1. Surveillance de la Corticothérapie
Compte tenu de la gravité des maladies traitées par corticothérapie et des risques potentiels liés à ce traitement, une surveillance adéquate des patients est impérative. L'absence de surveillance constitue une faute médicale grave. La fréquence du suivi dépend de la sévérité des symptômes de la maladie initiale et de la tolérance du patient aux corticoïdes. Le document insiste sur l'importance d'un suivi régulier, adapté à chaque patient, pour une bonne corticothérapie. Des études prospectives plus larges et ciblées sont nécessaires pour affiner les recommandations. Cependant, des lignes directrices basées sur le bon sens et les connaissances scientifiques actuelles sont proposées dans le document. Le texte souligne également que la recherche se poursuit pour le développement de nouvelles molécules ayant la même puissance que les corticoïdes actuels mais sans leurs effets secondaires néfastes, même si ces molécules sont actuellement au stade préclinique.
2. Prévention de l Ostéoporose Cortisonique
L'ostéoporose cortisonique étant une complication précoce et fréquente, des mesures préventives efficaces sont essentielles dès le début de la corticothérapie. L'agence française de sécurité sanitaire des produits de santé (AFFSAPS) propose une stratégie préventive à trois axes : évaluation du risque de fracture, mesures générales pour réduire ce risque, et discussion d'une éventuelle thérapie aux bisphosphonates. La poursuite de la corticothérapie, notamment en cas d'augmentation ou de fluctuation importante des doses, justifie une répétition de la densitométrie un an plus tard. L'efficacité des bisphosphonates dans la prévention et le traitement de l'ostéoporose cortico-induite est bien établie, confirmée par de nombreux essais cliniques randomisés et contrôlés. Ces agents anti-ostéoclastiques sont considérés comme médicaments de première ligne. L’American College of Rheumatology (ACR) recommande une utilisation systématique des bisphosphonates lorsque la dose seuil de 5 mg/j d'équivalent prednisone est dépassée chez les femmes en âge de procréer sous contraception efficace et de façon curative chez les patients déjà traités par des doses supérieures à 5mg/j d'équivalent prednisone et un T score inférieur à –1, indépendamment de l'âge et du sexe. L'étude met en avant la variabilité interindividuelle de la réponse à la corticothérapie, ce qui rend difficile l'élaboration de recommandations consensuelles.
3. Manque de Recommandations Consensuelles
Malgré une littérature abondante sur les effets secondaires des corticoïdes, le document souligne le manque de recommandations consensuelles basées sur des travaux multicentriques à grande échelle et de longue durée.

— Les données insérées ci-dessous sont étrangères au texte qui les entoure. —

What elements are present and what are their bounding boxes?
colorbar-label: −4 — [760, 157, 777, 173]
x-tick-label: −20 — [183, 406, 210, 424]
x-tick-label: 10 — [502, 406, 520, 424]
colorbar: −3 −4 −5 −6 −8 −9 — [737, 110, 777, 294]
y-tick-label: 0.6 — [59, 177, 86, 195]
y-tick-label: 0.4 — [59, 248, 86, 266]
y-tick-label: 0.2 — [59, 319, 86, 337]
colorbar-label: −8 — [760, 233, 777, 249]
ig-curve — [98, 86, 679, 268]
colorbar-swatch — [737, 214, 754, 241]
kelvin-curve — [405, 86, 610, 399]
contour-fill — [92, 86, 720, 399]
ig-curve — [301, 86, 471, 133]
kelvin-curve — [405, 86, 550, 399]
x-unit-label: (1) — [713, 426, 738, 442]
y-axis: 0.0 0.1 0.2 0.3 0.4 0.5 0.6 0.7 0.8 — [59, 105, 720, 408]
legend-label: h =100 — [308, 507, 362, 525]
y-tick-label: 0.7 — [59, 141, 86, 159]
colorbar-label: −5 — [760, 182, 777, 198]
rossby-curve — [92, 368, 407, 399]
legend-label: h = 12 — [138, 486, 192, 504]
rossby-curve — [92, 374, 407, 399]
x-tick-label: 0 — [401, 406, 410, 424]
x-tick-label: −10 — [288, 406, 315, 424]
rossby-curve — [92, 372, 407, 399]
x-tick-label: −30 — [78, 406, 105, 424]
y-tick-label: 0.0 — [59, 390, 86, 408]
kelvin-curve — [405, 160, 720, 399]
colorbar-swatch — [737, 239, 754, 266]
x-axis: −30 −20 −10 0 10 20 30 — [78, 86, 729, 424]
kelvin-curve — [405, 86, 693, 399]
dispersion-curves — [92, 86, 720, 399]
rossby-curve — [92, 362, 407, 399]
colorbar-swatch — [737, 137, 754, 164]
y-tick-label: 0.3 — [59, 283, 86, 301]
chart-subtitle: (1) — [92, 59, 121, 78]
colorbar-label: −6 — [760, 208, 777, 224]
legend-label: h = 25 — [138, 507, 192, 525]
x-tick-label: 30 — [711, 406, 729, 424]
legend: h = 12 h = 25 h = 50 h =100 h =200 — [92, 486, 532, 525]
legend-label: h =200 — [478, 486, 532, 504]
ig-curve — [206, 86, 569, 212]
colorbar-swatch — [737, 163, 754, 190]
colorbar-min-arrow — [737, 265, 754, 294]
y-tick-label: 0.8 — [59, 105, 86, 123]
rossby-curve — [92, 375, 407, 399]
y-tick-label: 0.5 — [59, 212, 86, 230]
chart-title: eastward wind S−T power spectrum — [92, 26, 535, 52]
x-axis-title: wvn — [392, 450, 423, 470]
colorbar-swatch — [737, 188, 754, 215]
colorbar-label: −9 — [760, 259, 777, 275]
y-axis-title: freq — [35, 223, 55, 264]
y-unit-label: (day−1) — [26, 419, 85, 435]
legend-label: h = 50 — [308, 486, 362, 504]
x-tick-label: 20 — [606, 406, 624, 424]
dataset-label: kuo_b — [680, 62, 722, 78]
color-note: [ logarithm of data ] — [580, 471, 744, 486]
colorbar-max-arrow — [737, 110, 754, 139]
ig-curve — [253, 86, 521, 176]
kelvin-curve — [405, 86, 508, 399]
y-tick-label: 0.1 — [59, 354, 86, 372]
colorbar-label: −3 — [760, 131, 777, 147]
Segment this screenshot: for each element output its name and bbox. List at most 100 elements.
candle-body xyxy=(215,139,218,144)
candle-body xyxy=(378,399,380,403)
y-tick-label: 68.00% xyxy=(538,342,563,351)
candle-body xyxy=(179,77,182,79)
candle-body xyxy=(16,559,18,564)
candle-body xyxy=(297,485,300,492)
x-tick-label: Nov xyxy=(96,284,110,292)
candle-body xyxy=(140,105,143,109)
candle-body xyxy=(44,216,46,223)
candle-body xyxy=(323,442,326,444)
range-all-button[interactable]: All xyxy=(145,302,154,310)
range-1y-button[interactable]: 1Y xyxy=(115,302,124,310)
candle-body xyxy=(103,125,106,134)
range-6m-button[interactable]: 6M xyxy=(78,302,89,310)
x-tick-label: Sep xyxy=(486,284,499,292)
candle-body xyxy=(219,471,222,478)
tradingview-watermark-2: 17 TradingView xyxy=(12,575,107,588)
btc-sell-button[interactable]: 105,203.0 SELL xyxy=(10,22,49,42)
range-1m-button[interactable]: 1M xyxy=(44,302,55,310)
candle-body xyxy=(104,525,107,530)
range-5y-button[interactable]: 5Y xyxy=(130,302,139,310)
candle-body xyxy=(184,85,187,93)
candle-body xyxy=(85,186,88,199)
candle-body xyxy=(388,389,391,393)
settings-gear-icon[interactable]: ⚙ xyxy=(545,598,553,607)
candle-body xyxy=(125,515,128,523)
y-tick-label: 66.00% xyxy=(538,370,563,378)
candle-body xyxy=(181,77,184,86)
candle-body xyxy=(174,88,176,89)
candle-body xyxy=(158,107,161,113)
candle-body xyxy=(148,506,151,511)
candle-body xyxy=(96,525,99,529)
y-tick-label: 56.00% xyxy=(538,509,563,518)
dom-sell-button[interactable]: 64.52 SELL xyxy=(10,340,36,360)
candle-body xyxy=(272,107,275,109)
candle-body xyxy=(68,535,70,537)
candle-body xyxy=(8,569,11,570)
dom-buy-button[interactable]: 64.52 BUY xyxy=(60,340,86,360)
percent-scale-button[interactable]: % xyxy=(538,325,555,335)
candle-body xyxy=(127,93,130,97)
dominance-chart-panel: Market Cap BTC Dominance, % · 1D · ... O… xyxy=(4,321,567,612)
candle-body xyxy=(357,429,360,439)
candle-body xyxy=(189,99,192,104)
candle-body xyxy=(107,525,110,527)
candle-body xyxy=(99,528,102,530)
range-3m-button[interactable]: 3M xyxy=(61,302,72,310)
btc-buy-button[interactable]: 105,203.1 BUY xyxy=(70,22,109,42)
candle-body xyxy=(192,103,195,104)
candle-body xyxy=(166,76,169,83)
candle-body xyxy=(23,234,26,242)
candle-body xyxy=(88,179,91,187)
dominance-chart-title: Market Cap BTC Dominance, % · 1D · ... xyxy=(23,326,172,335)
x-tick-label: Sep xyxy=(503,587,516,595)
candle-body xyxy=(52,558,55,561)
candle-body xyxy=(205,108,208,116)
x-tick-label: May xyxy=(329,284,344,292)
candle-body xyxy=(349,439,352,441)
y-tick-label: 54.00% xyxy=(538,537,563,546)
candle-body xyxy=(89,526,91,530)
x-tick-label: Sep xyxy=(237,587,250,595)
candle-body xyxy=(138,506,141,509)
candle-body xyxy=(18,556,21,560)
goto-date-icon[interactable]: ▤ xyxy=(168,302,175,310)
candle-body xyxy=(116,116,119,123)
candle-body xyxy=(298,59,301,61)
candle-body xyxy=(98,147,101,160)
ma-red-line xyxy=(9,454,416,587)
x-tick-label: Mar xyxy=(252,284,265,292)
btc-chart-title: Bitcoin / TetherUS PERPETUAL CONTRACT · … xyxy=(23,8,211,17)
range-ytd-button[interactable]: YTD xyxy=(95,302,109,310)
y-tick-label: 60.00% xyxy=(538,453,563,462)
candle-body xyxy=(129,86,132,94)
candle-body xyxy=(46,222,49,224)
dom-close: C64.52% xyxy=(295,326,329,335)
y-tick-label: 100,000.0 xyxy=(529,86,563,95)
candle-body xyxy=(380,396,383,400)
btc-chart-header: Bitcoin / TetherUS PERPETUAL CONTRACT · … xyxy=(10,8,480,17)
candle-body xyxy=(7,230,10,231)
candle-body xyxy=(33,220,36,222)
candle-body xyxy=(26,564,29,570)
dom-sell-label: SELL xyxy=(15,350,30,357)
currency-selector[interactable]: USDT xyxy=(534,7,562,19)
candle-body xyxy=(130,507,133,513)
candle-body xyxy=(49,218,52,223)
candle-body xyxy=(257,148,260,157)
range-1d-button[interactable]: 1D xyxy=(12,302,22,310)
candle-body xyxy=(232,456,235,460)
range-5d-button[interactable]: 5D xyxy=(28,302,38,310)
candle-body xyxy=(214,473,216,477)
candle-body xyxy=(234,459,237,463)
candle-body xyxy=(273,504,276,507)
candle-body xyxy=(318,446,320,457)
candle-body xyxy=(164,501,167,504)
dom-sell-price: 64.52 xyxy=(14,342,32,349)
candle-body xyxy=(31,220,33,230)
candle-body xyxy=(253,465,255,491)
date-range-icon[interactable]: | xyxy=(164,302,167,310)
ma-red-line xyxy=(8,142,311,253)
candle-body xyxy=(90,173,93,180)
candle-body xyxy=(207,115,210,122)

Ces travaux sont nécessaires pour évaluer efficacement les différents moyens de diminuer ou de prévenir les effets secondaires. L’étude conclut en insistant sur le fait que de nombreuses complications, bien que connues, restent mal cernées sur les plans épidémiologique, physiopathologique et thérapeutique, avec un réel déficit de stratégies préventives et de recommandations consensuelles efficaces. Les corticoïdes, bien que constituant une avancée majeure en thérapeutique, comportent une longue liste d'effets secondaires qui ne cesse de s'allonger. Cette étude, donc, vise à améliorer la connaissance de ces effets indésirables pour mieux les gérer.